De retour en Angleterre, il s’engage comme maître auxiliaire. Le 31 décembre 1876, il se retrouve chez ses parents, installés maintenant à Etten. Il n’y reste que trois semaines et part pour Dordrecht. Là, du 21 janvier au 30 avril 1877, il exerce un autre métier : il est commis de librairie. Pas pour longtemps. Il se sent de plus en plus une vocation religieuse. Il se rend à Amsterdam pour y étudier la théologie. Il sera pasteur. Comme son père, comme son grand-père. Mais il abandonne ses études, en juillet 1878. Après un court passage à Etten, il entre en août dans une école évangéliste à Laeken, près de Bruxelles. Après trois mois de stage, il est renvoyé le 15 novembre 1878. Opiniâtre, il ne se décourage pas. Il part de son propre chef pour le Borinage. Il se fixe à Pâturages puis à Wasmes où s’élèvent des lignées de maisons grises avec leurs jardinets couleur de suie. Autour de lui, une grande plaine houillère sans arbres que mamelonnent les terrils, ces monticules de déchets noirs. Sur cette plaine grise court une rumeur de ciel sale. Et puis, il y a ces centaines d’hommes, de femmes et d’enfants qui passent leur vie à manier la barre et le pic dans les galeries du fond de la terre. Pour eux, le soleil n’éclaire le monde qu’un jour sur sept, le dimanche. Vincent veut être aussi misérable que ces misérables. Il s’habille comme eux. Il loge dans une cabane construite en planches. Il couche sur une paillasse. Il se taille des pantalons dans des sacs de mineurs et chausse des sabots. Comme eux.
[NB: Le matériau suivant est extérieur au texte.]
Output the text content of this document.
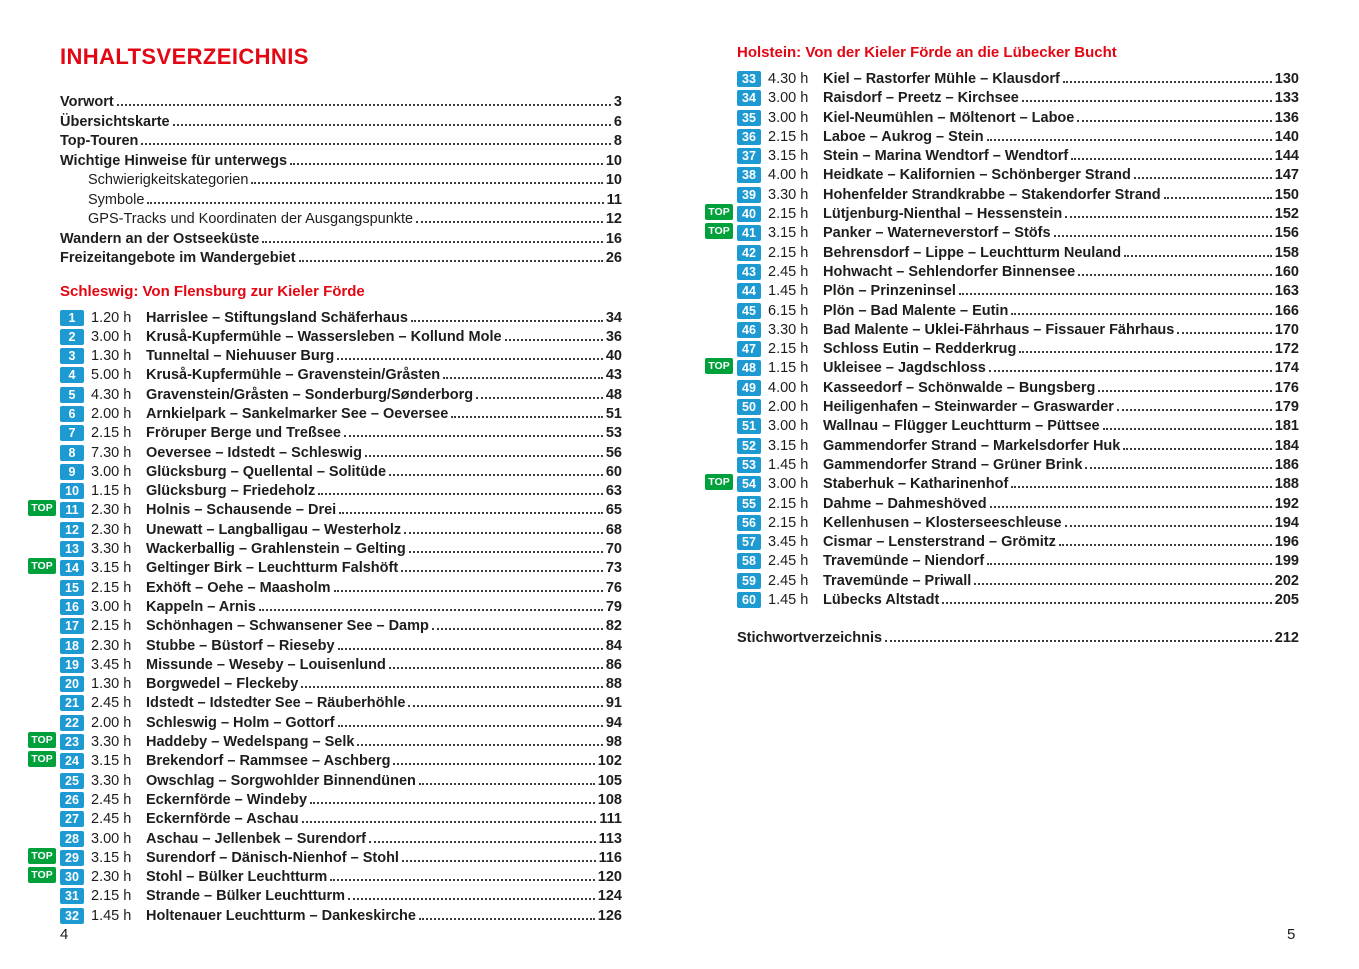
INHALTSVERZEICHNIS
Vorwort	3
Übersichtskarte	6
Top-Touren	8
Wichtige Hinweise für unterwegs	10
Schwierigkeitskategorien	10
Symbole	11
GPS-Tracks und Koordinaten der Ausgangspunkte	12
Wandern an der Ostseeküste	16
Freizeitangebote im Wandergebiet	26
Schleswig: Von Flensburg zur Kieler Förde
1	1.20 h	Harrislee – Stiftungsland Schäferhaus	34
2	3.00 h	Kruså-Kupfermühle – Wassersleben – Kollund Mole	36
3	1.30 h	Tunneltal – Niehuuser Burg	40
4	5.00 h	Kruså-Kupfermühle – Gravenstein/Gråsten	43
5	4.30 h	Gravenstein/Gråsten – Sonderburg/Sønderborg	48
6	2.00 h	Arnkielpark – Sankelmarker See – Oeversee	51
7	2.15 h	Fröruper Berge und Treßsee	53
8	7.30 h	Oeversee – Idstedt – Schleswig	56
9	3.00 h	Glücksburg – Quellental – Solitüde	60
10 1.15 h	Glücksburg – Friedeholz	63
TOP	11 2.30 h	Holnis – Schausende – Drei	65
12 2.30 h	Unewatt – Langballigau – Westerholz	68
13 3.30 h	Wackerballig – Grahlenstein – Gelting	70
TOP 14 3.15 h	Geltinger Birk – Leuchtturm Falshöft	73
15 2.15 h	Exhöft – Oehe – Maasholm	76
16 3.00 h	Kappeln – Arnis	79
17 2.15 h	Schönhagen – Schwansener See – Damp	82
18 2.30 h	Stubbe – Büstorf – Rieseby	84
19 3.45 h	Missunde – Weseby – Louisenlund	86
20 1.30 h	Borgwedel – Fleckeby	88
21 2.45 h	Idstedt – Idstedter See – Räuberhöhle	91
22 2.00 h	Schleswig – Holm – Gottorf	94
TOP 23 3.30 h	Haddeby – Wedelspang – Selk	98
TOP 24 3.15 h	Brekendorf – Rammsee – Aschberg	102
25 3.30 h	Owschlag – Sorgwohlder Binnendünen	105
26 2.45 h	Eckernförde – Windeby	108
27 2.45 h	Eckernförde – Aschau	111
28 3.00 h	Aschau – Jellenbek – Surendorf	113
TOP 29 3.15 h	Surendorf – Dänisch-Nienhof – Stohl	116
TOP 30 2.30 h	Stohl – Bülker Leuchtturm	120
31 2.15 h	Strande – Bülker Leuchtturm	124
32 1.45 h	Holtenauer Leuchtturm – Dankeskirche	126
Holstein: Von der Kieler Förde an die Lübecker Bucht
33 4.30 h	Kiel – Rastorfer Mühle – Klausdorf	130
34 3.00 h	Raisdorf – Preetz – Kirchsee	133
35 3.00 h	Kiel-Neumühlen – Möltenort – Laboe	136
36 2.15 h	Laboe – Aukrog – Stein	140
37 3.15 h	Stein – Marina Wendtorf – Wendtorf	144
38 4.00 h	Heidkate – Kalifornien – Schönberger Strand	147
39 3.30 h	Hohenfelder Strandkrabbe – Stakendorfer Strand	150
TOP 40 2.15 h	Lütjenburg-Nienthal – Hessenstein	152
TOP 41 3.15 h	Panker – Waterneverstorf – Stöfs	156
42 2.15 h	Behrensdorf – Lippe – Leuchtturm Neuland	158
43 2.45 h	Hohwacht – Sehlendorfer Binnensee	160
44 1.45 h	Plön – Prinzeninsel	163
45 6.15 h	Plön – Bad Malente – Eutin	166
46 3.30 h	Bad Malente – Uklei-Fährhaus – Fissauer Fährhaus	170
47 2.15 h	Schloss Eutin – Redderkrug	172
TOP 48 1.15 h	Ukleisee – Jagdschloss	174
49 4.00 h	Kasseedorf – Schönwalde – Bungsberg	176
50 2.00 h	Heiligenhafen – Steinwarder – Graswarder	179
51 3.00 h	Wallnau – Flügger Leuchtturm – Püttsee	181
52 3.15 h	Gammendorfer Strand – Markelsdorfer Huk	184
53 1.45 h	Gammendorfer Strand – Grüner Brink	186
TOP 54 3.00 h	Staberhuk – Katharinenhof	188
55 2.15 h	Dahme – Dahmeshöved	192
56 2.15 h	Kellenhusen – Klosterseeschleuse	194
57 3.45 h	Cismar – Lensterstrand – Grömitz	196
58 2.45 h	Travemünde – Niendorf	199
59 2.45 h	Travemünde – Priwall	202
60 1.45 h	Lübecks Altstadt	205
Stichwortverzeichnis	212
4	5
Il rend visite aux malades, enseigne le catéchisme aux enfants, leur apprend à lire et à écrire. Il parle au nom du Christ. Affolé, le consistoire protestant demande à Vincent de cesser immédiatement son apostolat. Vincent fait son baluchon, le jette sur l’épaule. Il s’enfonce, passant oublié, dans le jour gris, sur la route de Bruxelles. Derrière lui, des voix murmurent : « Nous l’avons pris pour un fou, c’était peut-être un saint. »

«Van Gogh, la Symphonie de l’Adieu », 164 pages, 13,90€, disponible en kiosque et sur le Figaro Store .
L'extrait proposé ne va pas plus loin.